Your quotes are anonymous, unsourced, or fake news. They are not sources which override a half dozen Supreme Court opinions. You would quote authoritative sources, but you have none to quote. "My" opinions were quotes of Supreme Court opinions. The sources you dredge up have as much authority as the loons who claim Kamala Harris is ineligible for VP because she does not have two U.S. citizen parents.

Respectfully, your are sir, you do not know what you are talking about. You have no clue and just make stuff up, and it spews forth, sort of like your guru Joe Biden.

While the Taliban was the government of Afghanistan, the Geneva Convention applied to the conflict with the Taliban, even though the United States did not recognize the Taliban as the official government.

While the Taliban was the government, Taliban fighters were state actors, unlike al-Qaeda fighters who were always non-state actors.

In international law, the United States does not get to unilaterally decide what nations do, and do no exist, by granting or withholding official recognition. Your legal pontifications, pulled from your butt, are a joke.

See Ari Fleischer, Special White House Announcement Re: Application of Geneva Conventions in Afghanistan (Feb 7, 2002),

(1) the 1949 Geneva Convention on the treatment of prisoners of war, to which both Afghanistan ad the United States are parties, applies to the ared conflict in Afghanistan betwee the Taliban and the United States.

See also the United States Policy statement on detainees:

The President has determined that the Geneva Convention applies to the Taliban detainees, but not to the al-Qaida detainees. Al-Qaida is not a state party to the Geneva Convention; it is a foreign terrorist group. As such, its members are not entitled to POW status.

Although we never recognized the Taliban as the legitimate Afghan government, Afghanistan is a party to the Convention, and the President has determined that the Taliban are covered by the Convention.

"The President" in 2002 = Republican George W. Bush. The law did not change in 2002, just the President and h=the party in power.

woodpusher: "When you are done bullshitting, the Opinion of the Court has not changed. "We find that "the war began in Alabama on the 19th of April, 1861.""

If you'd ever stop bullsh*tting, you'd realize that's only for purposes of commercial contracts, as SCOTUS itself acknowledged.

If the Supreme Court had said that, you would have quoted them doing so. They did not and you did could not.

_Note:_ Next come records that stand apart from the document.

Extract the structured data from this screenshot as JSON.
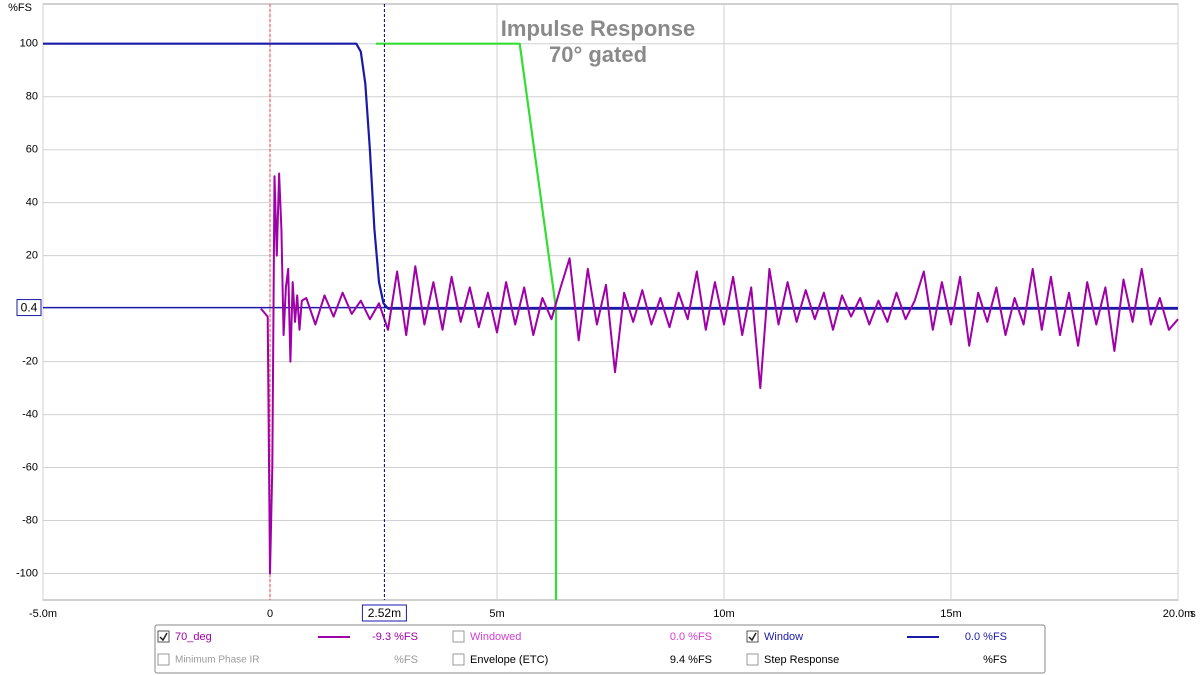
{
  "chart_data": {
    "type": "line",
    "title": "Impulse Response",
    "subtitle": "70° gated",
    "ylabel": "%FS",
    "xlabel": "s",
    "xlim": [
      -5,
      20
    ],
    "ylim": [
      -110,
      115
    ],
    "xticks": [
      {
        "value": -5,
        "label": "-5.0m"
      },
      0,
      {
        "value": 5,
        "label": "5m"
      },
      {
        "value": 10,
        "label": "10m"
      },
      {
        "value": 15,
        "label": "15m"
      },
      {
        "value": 20,
        "label": "20.0m"
      }
    ],
    "yticks": [
      -100,
      -80,
      -60,
      -40,
      -20,
      20,
      40,
      60,
      80,
      100
    ],
    "grid": true,
    "reference_x": 0,
    "x_cursor": {
      "value": 2.52,
      "label": "2.52m"
    },
    "y_cursor": {
      "value": 0.4,
      "label": "0.4"
    },
    "series": [
      {
        "name": "70_deg",
        "color": "#a000a8",
        "checked": true,
        "readout": "-9.3 %FS",
        "x": [
          -0.2,
          -0.05,
          0,
          0.05,
          0.1,
          0.15,
          0.2,
          0.25,
          0.3,
          0.35,
          0.4,
          0.45,
          0.5,
          0.55,
          0.6,
          0.65,
          0.7,
          0.8,
          1.0,
          1.2,
          1.4,
          1.6,
          1.8,
          2.0,
          2.2,
          2.4,
          2.6,
          2.8,
          3.0,
          3.2,
          3.4,
          3.6,
          3.8,
          4.0,
          4.2,
          4.4,
          4.6,
          4.8,
          5.0,
          5.2,
          5.4,
          5.6,
          5.8,
          6.0,
          6.2,
          6.4,
          6.6,
          6.8,
          7.0,
          7.2,
          7.4,
          7.6,
          7.8,
          8.0,
          8.2,
          8.4,
          8.6,
          8.8,
          9.0,
          9.2,
          9.4,
          9.6,
          9.8,
          10.0,
          10.2,
          10.4,
          10.6,
          10.8,
          11.0,
          11.2,
          11.4,
          11.6,
          11.8,
          12.0,
          12.2,
          12.4,
          12.6,
          12.8,
          13.0,
          13.2,
          13.4,
          13.6,
          13.8,
          14.0,
          14.2,
          14.4,
          14.6,
          14.8,
          15.0,
          15.2,
          15.4,
          15.6,
          15.8,
          16.0,
          16.2,
          16.4,
          16.6,
          16.8,
          17.0,
          17.2,
          17.4,
          17.6,
          17.8,
          18.0,
          18.2,
          18.4,
          18.6,
          18.8,
          19.0,
          19.2,
          19.4,
          19.6,
          19.8,
          20.0
        ],
        "values": [
          0,
          -3,
          -100,
          -60,
          50,
          20,
          51,
          30,
          -10,
          8,
          15,
          -20,
          10,
          -5,
          5,
          -8,
          3,
          4,
          -6,
          5,
          -3,
          6,
          -2,
          3,
          -4,
          2,
          -8,
          14,
          -10,
          16,
          -6,
          10,
          -8,
          12,
          -5,
          8,
          -7,
          6,
          -9,
          10,
          -6,
          8,
          -10,
          4,
          -4,
          8,
          19,
          -12,
          15,
          -6,
          9,
          -24,
          6,
          -5,
          7,
          -6,
          4,
          -7,
          6,
          -4,
          14,
          -8,
          10,
          -6,
          12,
          -10,
          8,
          -30,
          15,
          -6,
          10,
          -5,
          7,
          -4,
          6,
          -8,
          5,
          -3,
          4,
          -6,
          3,
          -5,
          6,
          -4,
          3,
          14,
          -8,
          10,
          -6,
          12,
          -14,
          6,
          -5,
          8,
          -10,
          4,
          -6,
          15,
          -8,
          12,
          -10,
          6,
          -14,
          10,
          -6,
          8,
          -16,
          11,
          -5,
          15,
          -6,
          4,
          -8,
          -4
        ]
      },
      {
        "name": "Window",
        "color": "#1a1aa8",
        "checked": true,
        "readout": "0.0 %FS",
        "x": [
          -5,
          1.9,
          2.0,
          2.1,
          2.2,
          2.3,
          2.4,
          2.5,
          2.6,
          20
        ],
        "values": [
          100,
          100,
          97,
          85,
          60,
          30,
          10,
          2,
          0,
          0
        ]
      },
      {
        "color": "#33dd33",
        "x": [
          2.33,
          5.5,
          6.3,
          6.3
        ],
        "values": [
          100,
          100,
          0,
          -110
        ]
      }
    ],
    "legend_others": [
      {
        "label": "Windowed",
        "color": "#d040d0",
        "checked": false,
        "readout": "0.0 %FS"
      },
      {
        "label": "Minimum Phase IR",
        "color": "#9a9a9a",
        "checked": false,
        "readout": "%FS"
      },
      {
        "label": "Envelope (ETC)",
        "color": "#000000",
        "checked": false,
        "readout": "9.4 %FS"
      },
      {
        "label": "Step Response",
        "color": "#000000",
        "checked": false,
        "readout": "%FS"
      }
    ]
  }
}
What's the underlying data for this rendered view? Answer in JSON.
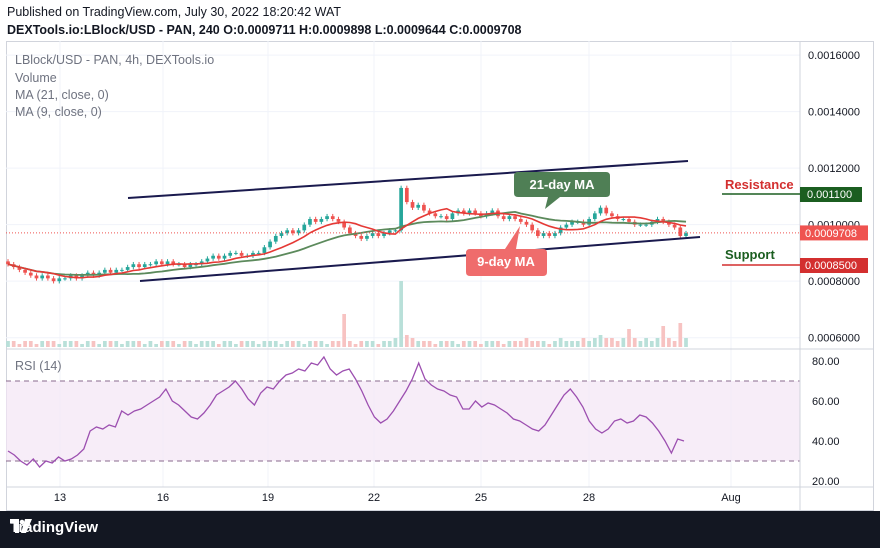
{
  "published": "Published on TradingView.com, July 30, 2022 18:20:42 WAT",
  "ohlc": {
    "symbol": "DEXTools.io:LBlock/USD - PAN, 240",
    "o_label": "O:",
    "o": "0.0009711",
    "h_label": "H:",
    "h": "0.0009898",
    "l_label": "L:",
    "l": "0.0009644",
    "c_label": "C:",
    "c": "0.0009708"
  },
  "legend": {
    "title": "LBlock/USD - PAN, 4h, DEXTools.io",
    "volume": "Volume",
    "ma21": "MA (21, close, 0)",
    "ma9": "MA (9, close, 0)",
    "rsi": "RSI (14)"
  },
  "annotations": {
    "ma21_label": "21-day MA",
    "ma9_label": "9-day MA",
    "resistance": "Resistance",
    "resistance_value": "0.001100",
    "support": "Support",
    "support_value": "0.0008500",
    "last_price": "0.0009708"
  },
  "footer": {
    "brand": "TradingView"
  },
  "colors": {
    "up": "#26a69a",
    "down": "#ef5350",
    "ma9": "#e53935",
    "ma21": "#5c8a5c",
    "channel": "#1a1a4e",
    "rsi": "#9c4fb0",
    "ma21_box": "#4f7f55",
    "ma9_box": "#ef6c6c",
    "resistance": "#d32f2f",
    "support": "#1b5e20"
  },
  "chart_data": [
    {
      "type": "candlestick",
      "x_ticks": [
        "13",
        "16",
        "19",
        "22",
        "25",
        "28",
        "Aug"
      ],
      "price_ticks": [
        "0.0016000",
        "0.0014000",
        "0.0012000",
        "0.0010000",
        "0.0008000",
        "0.0006000"
      ],
      "ylim": [
        0.00056,
        0.00165
      ],
      "closes": [
        0.00086,
        0.00085,
        0.00084,
        0.00083,
        0.00082,
        0.00081,
        0.00082,
        0.00081,
        0.0008,
        0.00081,
        0.00081,
        0.00082,
        0.00081,
        0.00082,
        0.00083,
        0.00082,
        0.00083,
        0.00084,
        0.00083,
        0.00084,
        0.00084,
        0.00085,
        0.00086,
        0.00085,
        0.00086,
        0.00086,
        0.00087,
        0.00086,
        0.00087,
        0.00086,
        0.00086,
        0.00085,
        0.00086,
        0.00086,
        0.00087,
        0.00088,
        0.00089,
        0.00088,
        0.00089,
        0.0009,
        0.0009,
        0.00089,
        0.00089,
        0.0009,
        0.0009,
        0.00092,
        0.00094,
        0.00096,
        0.00097,
        0.00098,
        0.00097,
        0.00098,
        0.001,
        0.00102,
        0.00101,
        0.00102,
        0.00103,
        0.00102,
        0.00101,
        0.00099,
        0.00097,
        0.00096,
        0.00095,
        0.00096,
        0.00097,
        0.00096,
        0.00097,
        0.00098,
        0.00098,
        0.00113,
        0.00108,
        0.00106,
        0.00107,
        0.00105,
        0.00104,
        0.00103,
        0.00103,
        0.00102,
        0.00104,
        0.00105,
        0.00104,
        0.00105,
        0.00104,
        0.00103,
        0.00104,
        0.00105,
        0.00103,
        0.00102,
        0.00103,
        0.00102,
        0.00101,
        0.001,
        0.00098,
        0.00096,
        0.00097,
        0.00096,
        0.00097,
        0.00099,
        0.001,
        0.00101,
        0.00101,
        0.001,
        0.00102,
        0.00104,
        0.00106,
        0.00104,
        0.00103,
        0.00102,
        0.00102,
        0.00101,
        0.001,
        0.001,
        0.001,
        0.00101,
        0.00102,
        0.00101,
        0.001,
        0.00099,
        0.00096,
        0.00097
      ],
      "ma9_label": "9-day MA",
      "ma21_label": "21-day MA"
    },
    {
      "type": "bar",
      "name": "Volume",
      "values": [
        2,
        2,
        1,
        2,
        2,
        1,
        2,
        2,
        2,
        1,
        2,
        2,
        2,
        1,
        2,
        2,
        1,
        2,
        2,
        2,
        1,
        2,
        2,
        2,
        1,
        2,
        1,
        2,
        2,
        2,
        1,
        2,
        2,
        1,
        2,
        2,
        2,
        1,
        2,
        2,
        1,
        2,
        2,
        2,
        1,
        2,
        2,
        2,
        1,
        2,
        2,
        2,
        1,
        2,
        2,
        2,
        1,
        2,
        2,
        11,
        2,
        1,
        2,
        2,
        2,
        1,
        2,
        2,
        3,
        22,
        4,
        3,
        2,
        2,
        2,
        1,
        2,
        2,
        2,
        1,
        2,
        2,
        2,
        1,
        2,
        2,
        2,
        1,
        2,
        2,
        2,
        3,
        2,
        2,
        2,
        1,
        2,
        3,
        2,
        2,
        2,
        3,
        2,
        3,
        4,
        3,
        3,
        2,
        3,
        6,
        3,
        2,
        3,
        2,
        3,
        7,
        3,
        2,
        8,
        3
      ]
    },
    {
      "type": "line",
      "name": "RSI (14)",
      "y_ticks": [
        "80.00",
        "60.00",
        "40.00",
        "20.00"
      ],
      "ylim": [
        17,
        86
      ],
      "bands": [
        30,
        70
      ],
      "values": [
        35,
        33,
        30,
        28,
        31,
        27,
        30,
        29,
        32,
        30,
        31,
        33,
        36,
        45,
        47,
        46,
        48,
        47,
        55,
        53,
        55,
        56,
        58,
        60,
        62,
        66,
        60,
        58,
        55,
        52,
        51,
        54,
        58,
        63,
        65,
        67,
        70,
        66,
        61,
        58,
        64,
        67,
        66,
        70,
        73,
        74,
        76,
        75,
        79,
        78,
        82,
        76,
        73,
        75,
        76,
        71,
        65,
        58,
        52,
        49,
        51,
        55,
        60,
        65,
        71,
        79,
        71,
        68,
        66,
        65,
        63,
        62,
        56,
        56,
        60,
        57,
        59,
        58,
        56,
        54,
        51,
        50,
        48,
        46,
        45,
        48,
        53,
        58,
        63,
        66,
        62,
        57,
        50,
        46,
        44,
        46,
        50,
        51,
        49,
        50,
        53,
        52,
        49,
        45,
        40,
        34,
        41,
        40
      ]
    }
  ]
}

The Supreme Court was very, very clear on multiple occasions.

In Brown v. Hiatts, 82 U.S. 177, 183 (1872)

It was held in the case of The Protector that the war began in that State at the date of the proclamation of intended blockade of her ports by the President.

It can't get any clearer than that. That holding applies to all cases for all legal purposes. It is most certainly not restricted in its application to commercial contracts. You made that crap up, but you can cite no legal source for it.

In fact, Democrats were waging war against the United States in December 1860, just as they are today.

You are crazed with hate and an overly vivid imagination. Seek help.